La Femme qui en savait trop de Nader Saeivar

Par Laura Pertuy.

Coécrit avec Jafar Panahi, le troisième long-métrage de Nader Saeivar déploie une mise en scène âpre, où se donne le regard franc d’une femme sur le muselage des voix contestataires en Iran. Professeure de danse à la retraite, Tarlan continue de s’investir au sein de son ancienne école, uniquement composée de femmes, et rend régulièrement visite à son fils emprisonné. Elle fait également office de figure maternelle pour Rana, chorégraphe hors pair, et sa fille Ghazal. En découvrant de nouveaux sévices infligés à Rana par son mari, elle tente d’officier comme médiatrice pour le couple, tout en étant bientôt rattrapée par les conséquences d’un meurtre dont elle a été témoin. 

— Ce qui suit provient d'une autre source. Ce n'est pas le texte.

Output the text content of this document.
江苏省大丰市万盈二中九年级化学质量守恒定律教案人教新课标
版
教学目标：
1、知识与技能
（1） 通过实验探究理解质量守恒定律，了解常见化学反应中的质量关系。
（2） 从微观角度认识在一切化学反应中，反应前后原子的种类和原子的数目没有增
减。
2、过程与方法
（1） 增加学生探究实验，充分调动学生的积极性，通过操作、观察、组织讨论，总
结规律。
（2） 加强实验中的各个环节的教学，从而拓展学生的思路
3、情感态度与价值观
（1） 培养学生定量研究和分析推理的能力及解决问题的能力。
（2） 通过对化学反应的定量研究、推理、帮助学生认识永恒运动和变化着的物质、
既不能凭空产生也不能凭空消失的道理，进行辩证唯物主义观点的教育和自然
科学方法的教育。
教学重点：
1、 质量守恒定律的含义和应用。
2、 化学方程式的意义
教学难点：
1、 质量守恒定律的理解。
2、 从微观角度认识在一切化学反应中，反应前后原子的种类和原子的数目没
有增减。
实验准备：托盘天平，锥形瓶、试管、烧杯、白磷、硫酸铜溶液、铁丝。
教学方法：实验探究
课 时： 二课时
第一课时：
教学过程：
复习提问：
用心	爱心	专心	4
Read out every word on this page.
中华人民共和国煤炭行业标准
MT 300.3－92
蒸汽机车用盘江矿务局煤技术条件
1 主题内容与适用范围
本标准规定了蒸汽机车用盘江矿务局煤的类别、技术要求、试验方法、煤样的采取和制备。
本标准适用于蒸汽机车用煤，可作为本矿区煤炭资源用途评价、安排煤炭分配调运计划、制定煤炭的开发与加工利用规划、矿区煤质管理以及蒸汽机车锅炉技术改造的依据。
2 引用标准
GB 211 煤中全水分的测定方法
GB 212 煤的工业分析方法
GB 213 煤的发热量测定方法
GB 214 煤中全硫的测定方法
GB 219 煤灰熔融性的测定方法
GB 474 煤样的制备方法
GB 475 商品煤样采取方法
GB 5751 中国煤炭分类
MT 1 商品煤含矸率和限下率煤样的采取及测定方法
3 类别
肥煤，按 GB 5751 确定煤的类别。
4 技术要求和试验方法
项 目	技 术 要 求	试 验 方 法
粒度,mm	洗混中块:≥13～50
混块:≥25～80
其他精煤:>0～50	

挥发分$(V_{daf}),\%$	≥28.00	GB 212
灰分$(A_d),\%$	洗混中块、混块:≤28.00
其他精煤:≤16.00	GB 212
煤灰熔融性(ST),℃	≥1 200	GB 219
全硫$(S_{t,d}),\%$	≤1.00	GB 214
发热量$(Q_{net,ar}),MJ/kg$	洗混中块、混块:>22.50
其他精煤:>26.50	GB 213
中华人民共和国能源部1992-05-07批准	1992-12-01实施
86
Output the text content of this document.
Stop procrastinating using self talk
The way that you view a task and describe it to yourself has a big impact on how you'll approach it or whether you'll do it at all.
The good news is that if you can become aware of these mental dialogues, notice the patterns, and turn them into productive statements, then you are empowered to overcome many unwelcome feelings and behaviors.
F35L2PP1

De jeux et d’enjeux de regards, il va en être constamment question dans La Femme qui en savait trop, Prix du public à Venise l’an dernier. Nader Saeivar installe sa première scène dans une salle de danse aux allures de gynécée. S’y tient, au milieu d’autres femmes, Tarlan, dont les yeux sont rivés sur la chorégraphie qui se répète devant elle. Le mouvement ample, les bras lancés vers le ciel, l’enivrant tourbillon des robes traditionnelles et les baisers laissés par Rana et Ghazal sur les joues de l’aïeule – saisis dans un travelling en plans larges – laissent rapidement place à des cadres plus contraits, où les déplacements des femmes sont autrement mesurés. Des espaces au sein desquels elles se trouvent littéralement sommées de baisser, voire bien souvent de fermer, les yeux. 

Une caisse de résonance nécessaire

À plusieurs reprises, Tarlan se lamente des souris qui circulent dans son petit appartement, avec le risque de propager des maladies. De cette plainte, son propriétaire ne veut rien entendre, tant il lui semble criminel de donner la mort à un autre être vivant. L’échange, aussi banal puisse-t-il paraître, est pourtant un élément central de la mécanique implacable qui s’enclenche pour contenir l’avancée de cette « femme qui en savait trop ». L’humanité que ce voisin agite envers des créatures sans défense prend des atours pervers quand il change subitement d’avis pour obtenir les bonnes grâces de Tarlan, dont il est manifestement épris. Cette aisance à moduler des convictions directement liées à la vie et à la mort se retrouve chez l’ensemble des personnages masculins, tous mus par leur propre survie et d’entêtants enjeux de pouvoir. La Femme qui en savait trop ne cesse d’affirmer la place de son héroïne dans l’espace, comme de continuer à regarder droit devant ; malgré la succession d’endroits exigus au sein desquels elle interagit, propices à étouffer la parole. Nader Saeivar, qui a tourné le film illégalement avant de s’exiler, fait évoluer Tarlan parmi cette cohorte d’hommes, sans jamais être dupe de la verticalité qu’on lui impose. Car non contente de s’opposer à un système foncièrement sexiste, elle le fait aussi à un âge qui donne à ses interlocuteurs un levier d’oppression supplémentaire. La présence dans le rôle-titre de l’actrice Maryam Boubani – figure du mouvement « Femme, vie, liberté », qui a défendu le droit de jouer sans hijab – raconte également l’absence de représentativité des femmes âgées à l’écran, d’autant plus dans des rôles principaux. La résistance dont fait preuve son personnage offre un écho bouleversant à sa propre lutte et une caisse de résonance nécessaire aux cinéastes, comme à toutes les voix d’Iran qui s’élèvent pour la fin de l’impunité.

La Femme qui en savait trop, en salles le 27 août.